Derbyshire Police Federation

Annual pay and morale survey reveals effects of pandemic

2 December 2020

More than half of Derbyshire Police Federation members reported low morale in an important new survey that shines a light on the impact of the Covid-19 pandemic.

The survey was carried out across all 43 forces in England and Wales by the Police Federation of England and Wales giving more than 130,000 Federation members their first opportunity to provide detailed feedback on how policing the pandemic had affected their finances and wellbeing.

In Derbyshire, 51 per cent of respondents said their morale was low or very low. The national average was 48 per cent. A total of 63 per cent felt morale in the Force was low or very low compared to 75 per cent nationally.
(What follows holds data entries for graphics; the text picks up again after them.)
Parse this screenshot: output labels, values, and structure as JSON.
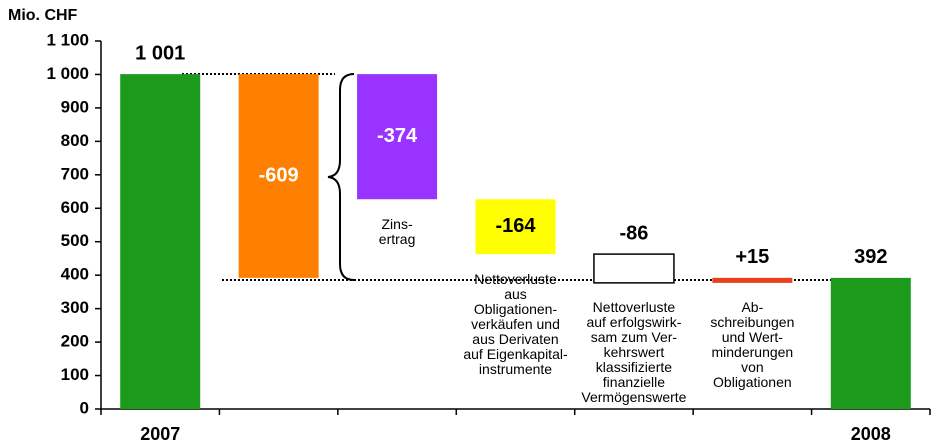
{
  "chart_data": {
    "type": "waterfall",
    "y_label": "Mio. CHF",
    "categories": [
      "2007",
      null,
      "Zins-\nertrag",
      "Nettoverluste\naus\nObligationen-\nverkäufen und\naus Derivaten\nauf Eigenkapital-\ninstrumente",
      "Nettoverluste\nauf erfolgswirk-\nsam zum Ver-\nkehrswert\nklassifizierte\nfinanzielle\nVermögenswerte",
      "Ab-\nschreibungen\nund Wert-\nminderungen\nvon\nObligationen",
      "2008"
    ],
    "values": [
      1001,
      -609,
      -374,
      -164,
      -86,
      15,
      392
    ],
    "value_labels": [
      "1 001",
      "-609",
      "-374",
      "-164",
      "-86",
      "+15",
      "392"
    ],
    "measure": [
      "absolute",
      "group",
      "relative",
      "relative",
      "relative",
      "relative",
      "absolute"
    ],
    "colors": [
      "#1b9a1b",
      "#ff8000",
      "#9933ff",
      "#ffff00",
      "#ffffff",
      "#e8401c",
      "#1b9a1b"
    ],
    "ylim": [
      0,
      1100
    ],
    "yticks": [
      0,
      100,
      200,
      300,
      400,
      500,
      600,
      700,
      800,
      900,
      {
        "value": 1000,
        "label": "1 000"
      },
      {
        "value": 1100,
        "label": "1 100"
      }
    ]
  }
}
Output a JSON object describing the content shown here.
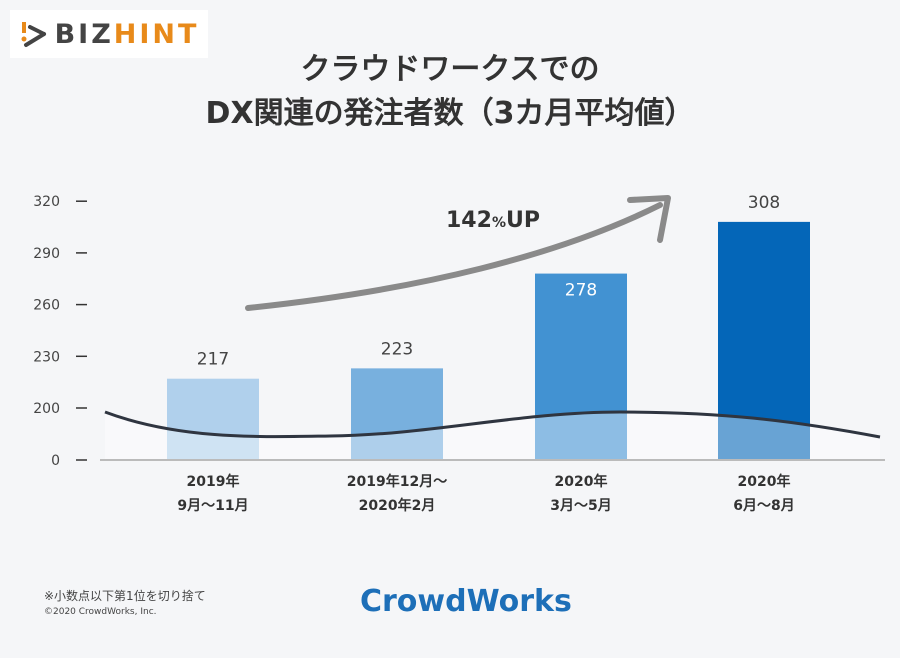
{
  "logo": {
    "part1": "BIZ",
    "part2": "HINT"
  },
  "title_lines": [
    "クラウドワークスでの",
    "DX関連の発注者数（3カ月平均値）"
  ],
  "chart_data": {
    "type": "bar",
    "title": "クラウドワークスでの DX関連の発注者数（3カ月平均値）",
    "categories": [
      [
        "2019年",
        "9月〜11月"
      ],
      [
        "2019年12月〜",
        "2020年2月"
      ],
      [
        "2020年",
        "3月〜5月"
      ],
      [
        "2020年",
        "6月〜8月"
      ]
    ],
    "values": [
      217,
      223,
      278,
      308
    ],
    "data_labels": [
      "217",
      "223",
      "278",
      "308"
    ],
    "yticks": [
      "320",
      "290",
      "260",
      "230",
      "200",
      "0"
    ],
    "ytick_values": [
      320,
      290,
      260,
      230,
      200,
      0
    ],
    "axis_break": "between 0 and 200",
    "ylim": [
      200,
      320
    ],
    "bar_colors": [
      "#b0d0ec",
      "#78b0de",
      "#4292d2",
      "#0466b8"
    ],
    "annotation": {
      "number": "142",
      "unit": "%",
      "suffix": "UP"
    },
    "grid": false
  },
  "footer": {
    "note": "※小数点以下第1位を切り捨て",
    "copyright": "©2020 CrowdWorks, Inc.",
    "brand": "CrowdWorks"
  }
}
The main reasons for the low morale were how the police were treated as a whole (88 per cent), pay and benefits (75 per cent) and the Covid-19 crisis (69 per cent).

In terms of the pandemic, 52 per cent of respondents said the Force has managed officers well during the pandemic, higher than the national average of 49 per cent.

The survey revealed 48 per cent of Derbyshire respondents felt they had received adequate training on the crisis compared to 41 per cent nationally while 78 per cent said the Force had kept them up to date on Covid-19 related guidance, in line with the national figure.

Derbyshire Police Federation chair Tony Wetton said: “While the Force is performing better than many in terms of handling this crisis, there’s still work to do.

“The pandemic has impacted on everyone, none more so than officers who’ve been under huge pressure to police the lockdown and various rule and tier changes while carrying on with their day job.

“They’ve even been targeted by thugs who’ve sought to weaponise this deadly virus and all the time they’re worrying about whether they’re taking it home to their loved ones.

“No wonder many members are saying their morale is low. We’ll be sharing the survey with the Force and urging them to take the results on board and to work with us going forward.”

Other key findings in Derbyshire were:

Pay and remuneration

  • 88 per cent of respondents didn’t feel fairly paid for the stresses and strains of the job
  • 78 per cent didn’t feel fairly paid for the hazards they faced
  • 71 per cent said they were dissatisfied with their overall remuneration, including pay and allowances
  • 33 per cent worried about the state of their finances daily or almost daily
  • More than half (54 per cent) felt they were worse off financially than they were five years ago, and six per cent reported never or almost never having enough money to cover their essentials.

Attitudes towards the police

  • 54 per cent of respondents from Derbyshire Constabulary said they didn’t feel valued within the police
  • 62 per cent said they wouldn’t recommend joining the police to others

Fair treatment

  • 36 per cent said they aren’t treated fairly compared to 40 per cent of respondents from Derbyshire Constabulary who feel they are treated fairly.

The annual Federation pay and morale survey gathers members’ views on pay and conditions, as well as attitudes to work and the police service. Since 2014, it has been one of the largest annual surveys of police officers conducted within England and Wales.

This year’s survey covered a wide range of subjects and canvassed views on topics such as pay, the cost of living, morale and the proposed police officer uplift.

It was compiled by the national Federation’s research and policy department, which plays a vital part in providing strategically important evidence to achieve better pay and conditions for members.

The survey generated more than 25,000 responses which is around 20 per cent of all Federated rank officers across England and Wales.

National Federation chair John Apter said: “These results should give serious concern to chief constables and to government. The low morale reported by officers comes as no surprise, but the police service needs to take its head out of the sand and acknowledge we have a serious issue.

“My colleagues take the time to fill in these surveys and give their honest views, so it would be a failing by police leaders to ignore what is being said.

“This year, more than ever, officers have been put under significant pressure, dealing with the day job as well as policing the constantly changing Covid rules.

“Despite doing their very best, they have been turned into the villains of this pandemic by some, damned whatever they do; and this constant criticism takes its toll.

“While it might come as a surprise to some, police officers are human beings; they have their own worries about the virus and the fear that they take it home to their families.

“I accept that the wellbeing of police officers is considered more now than it has ever been in the past, there is some good work going on in some forces, but the benefits of this good work are still not being felt by all of our members and that is a serious issue.

“This must be seen for what it is, a cry for help from police officers who need to ensure their voice is heard. If these results are ignored by police leaders, then this will be a failing that will be unforgivable.”